With the Payment Systems Regulator’s (PSR) Confirmation of Payee (CoP) closing at the end of June (2021) we are pleased to feature a guest blog from Bob Ford.
Bob writes:
I have been involved in a number of discussions with @John Bertrand and @Dr Anthony Evans in recent weeks dissecting the questions from the Payments Systems Regulator in response to their public consultation on Confirmation of Payee (CoP) Phase II.
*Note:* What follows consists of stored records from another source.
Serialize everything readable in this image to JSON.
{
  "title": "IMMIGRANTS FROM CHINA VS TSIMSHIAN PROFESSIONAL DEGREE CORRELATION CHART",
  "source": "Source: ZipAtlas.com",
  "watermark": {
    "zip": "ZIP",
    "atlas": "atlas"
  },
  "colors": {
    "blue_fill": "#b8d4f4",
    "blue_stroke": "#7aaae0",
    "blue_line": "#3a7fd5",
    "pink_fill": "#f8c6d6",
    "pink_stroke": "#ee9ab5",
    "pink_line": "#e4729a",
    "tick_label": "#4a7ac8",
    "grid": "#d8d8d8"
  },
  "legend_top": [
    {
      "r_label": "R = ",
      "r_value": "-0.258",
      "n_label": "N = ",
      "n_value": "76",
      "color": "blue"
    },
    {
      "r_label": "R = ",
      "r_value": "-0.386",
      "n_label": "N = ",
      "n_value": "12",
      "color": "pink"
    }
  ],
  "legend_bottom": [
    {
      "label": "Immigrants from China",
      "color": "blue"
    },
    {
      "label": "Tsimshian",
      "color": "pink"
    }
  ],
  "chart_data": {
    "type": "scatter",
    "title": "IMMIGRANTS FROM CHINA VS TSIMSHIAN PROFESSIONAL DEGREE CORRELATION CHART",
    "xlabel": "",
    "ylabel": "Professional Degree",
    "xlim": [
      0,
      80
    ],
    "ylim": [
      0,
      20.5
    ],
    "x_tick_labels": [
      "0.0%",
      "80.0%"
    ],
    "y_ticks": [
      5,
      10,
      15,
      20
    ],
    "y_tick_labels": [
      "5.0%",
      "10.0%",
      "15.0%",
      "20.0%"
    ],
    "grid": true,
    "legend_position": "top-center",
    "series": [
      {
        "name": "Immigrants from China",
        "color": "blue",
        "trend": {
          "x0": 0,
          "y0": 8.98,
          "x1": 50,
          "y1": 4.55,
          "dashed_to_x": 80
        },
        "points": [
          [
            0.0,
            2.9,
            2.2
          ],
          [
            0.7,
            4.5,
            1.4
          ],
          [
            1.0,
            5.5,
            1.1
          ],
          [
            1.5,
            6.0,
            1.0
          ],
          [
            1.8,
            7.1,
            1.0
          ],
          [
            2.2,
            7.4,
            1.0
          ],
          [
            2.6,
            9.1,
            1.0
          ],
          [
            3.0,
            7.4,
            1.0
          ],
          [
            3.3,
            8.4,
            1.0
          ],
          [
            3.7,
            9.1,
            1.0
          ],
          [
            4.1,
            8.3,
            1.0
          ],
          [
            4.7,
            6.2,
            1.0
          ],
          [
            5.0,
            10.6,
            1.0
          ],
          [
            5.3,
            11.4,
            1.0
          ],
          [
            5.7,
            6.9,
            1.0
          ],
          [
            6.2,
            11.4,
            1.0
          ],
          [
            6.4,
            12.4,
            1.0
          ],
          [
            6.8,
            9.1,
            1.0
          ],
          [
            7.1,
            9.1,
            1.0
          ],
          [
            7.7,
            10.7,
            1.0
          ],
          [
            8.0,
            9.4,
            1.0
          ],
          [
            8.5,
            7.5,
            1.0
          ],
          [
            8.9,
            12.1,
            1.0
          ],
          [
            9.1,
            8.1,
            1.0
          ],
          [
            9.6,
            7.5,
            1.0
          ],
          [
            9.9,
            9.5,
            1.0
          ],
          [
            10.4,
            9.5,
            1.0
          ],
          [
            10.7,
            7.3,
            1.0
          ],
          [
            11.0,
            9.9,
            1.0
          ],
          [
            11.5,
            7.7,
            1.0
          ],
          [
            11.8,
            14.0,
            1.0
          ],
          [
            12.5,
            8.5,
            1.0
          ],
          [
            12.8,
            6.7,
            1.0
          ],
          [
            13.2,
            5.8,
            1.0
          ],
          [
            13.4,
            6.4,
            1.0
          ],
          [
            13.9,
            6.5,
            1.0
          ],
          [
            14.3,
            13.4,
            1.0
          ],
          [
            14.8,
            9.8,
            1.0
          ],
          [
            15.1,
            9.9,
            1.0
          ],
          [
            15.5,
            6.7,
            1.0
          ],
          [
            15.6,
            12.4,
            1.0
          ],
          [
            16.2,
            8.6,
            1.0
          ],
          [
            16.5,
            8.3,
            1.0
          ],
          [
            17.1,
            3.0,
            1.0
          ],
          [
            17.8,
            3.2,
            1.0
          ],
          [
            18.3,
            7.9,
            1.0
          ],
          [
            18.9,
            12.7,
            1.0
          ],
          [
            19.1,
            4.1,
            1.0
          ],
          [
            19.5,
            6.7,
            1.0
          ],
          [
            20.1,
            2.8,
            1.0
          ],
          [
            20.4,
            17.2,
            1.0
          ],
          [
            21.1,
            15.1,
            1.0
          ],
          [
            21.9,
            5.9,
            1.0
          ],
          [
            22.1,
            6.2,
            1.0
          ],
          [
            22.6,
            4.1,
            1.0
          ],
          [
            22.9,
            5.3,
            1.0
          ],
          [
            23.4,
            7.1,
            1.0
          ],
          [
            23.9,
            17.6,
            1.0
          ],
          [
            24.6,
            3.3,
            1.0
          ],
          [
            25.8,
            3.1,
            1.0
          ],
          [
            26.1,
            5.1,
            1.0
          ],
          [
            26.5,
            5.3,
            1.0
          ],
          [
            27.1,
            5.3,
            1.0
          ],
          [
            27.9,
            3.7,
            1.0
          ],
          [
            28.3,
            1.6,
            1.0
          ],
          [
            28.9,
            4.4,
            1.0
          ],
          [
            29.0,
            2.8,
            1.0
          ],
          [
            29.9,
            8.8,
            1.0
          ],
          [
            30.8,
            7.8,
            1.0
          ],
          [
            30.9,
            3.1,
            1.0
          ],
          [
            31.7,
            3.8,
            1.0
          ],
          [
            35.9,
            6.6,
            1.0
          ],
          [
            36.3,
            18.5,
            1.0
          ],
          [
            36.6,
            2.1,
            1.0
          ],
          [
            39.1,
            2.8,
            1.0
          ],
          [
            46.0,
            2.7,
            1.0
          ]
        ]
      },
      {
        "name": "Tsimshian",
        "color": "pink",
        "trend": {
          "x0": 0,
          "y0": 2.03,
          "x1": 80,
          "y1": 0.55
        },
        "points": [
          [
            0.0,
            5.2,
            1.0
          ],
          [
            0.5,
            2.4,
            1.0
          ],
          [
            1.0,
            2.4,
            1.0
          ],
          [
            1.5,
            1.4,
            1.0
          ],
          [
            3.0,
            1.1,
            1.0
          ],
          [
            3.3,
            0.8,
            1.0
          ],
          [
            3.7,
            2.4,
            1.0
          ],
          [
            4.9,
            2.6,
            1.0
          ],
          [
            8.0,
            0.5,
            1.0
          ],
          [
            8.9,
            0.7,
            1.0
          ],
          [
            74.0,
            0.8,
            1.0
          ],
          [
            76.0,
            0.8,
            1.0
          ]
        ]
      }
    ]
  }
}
Whilst @JohnBetrand has looked at CoP from various perspectives as the increased vulnerability for customers of PSP’s who aren’t providing the CoP service, I have been contemplating issues surrounding access to the customer data for those PSP’s that don’t operate 24×7 systems – those who offer Payment Accounts (as could be defined by the Payment Services Directive 2 (PSD2)) but who operate a very concentrated Monday – Friday, 9-5 type operation. There are a number of international banks operating in such a manner as well as smaller building societies. Outside of these times, customers do not expect to make or receive payments hence there is no online access etc. In these situations, payments can be made to the account, but the payment instruction (Faster Payments/SWIFT etc) is held until business opening next working day. Whilst the number of accounts impacted in such situations is low in comparison to the BIG 6 who were mandated by the PSR to implement CoP, the absence of CoP validation provides an opportunity for fraudsters to exploit.
To these non realtime operating PSP’s the potential cost of implementing a CoP type solution that is available 24×7 would be excessive as there would not be a justifiable business case to move into a more online scenario to support CoP.
An opportunity therefore exists for one or more of the major PSP’s that operate realtime 24×7 systems (or even Pay.UK through, say, PayM) to offer an online database that could hold the customer data for the non realtime PSP’s and, through the CoP index, any CoP query would be routed to the online database rather than to the specific PSP. I can envisage that to meet the operating mandate of Pay.UK (or one of their subsidiaries) that the provision of a central database could be singular or multiple where other realtime operating PSP’s offer the CoP access as a competitive service.
The PSP using this service would need to upload their customer dataset of accounts which are designated as Payment Accounts to the appropriate database (either centrally operated or maintained by another PSP). After an initial upload (which might take some time based on account volumes) then the PSP’s data would be updated on a delta basis of updating new, closed and amended account information – likely to take a few seconds to complete.
Subject to this being provided as a service, API’s would need to be defined but these could be centrally defined (by the Pay.UK CoP Team) or by each provider of a hosting database. For these smaller PSP’s there may not be the capability to develop integrated CoP queries to meet their customer requirements therefore this may be an opportunity for hosting PSP’s to offer additional software and API’s to support the client PSP processes
As for charging, some form of charge will need to be levied to support such an initiative but the nature of the market should allow for a freely competitive envoirnment such that the hosting PSP can levy a fee based on account data held as well as CoP queries initiated and processed.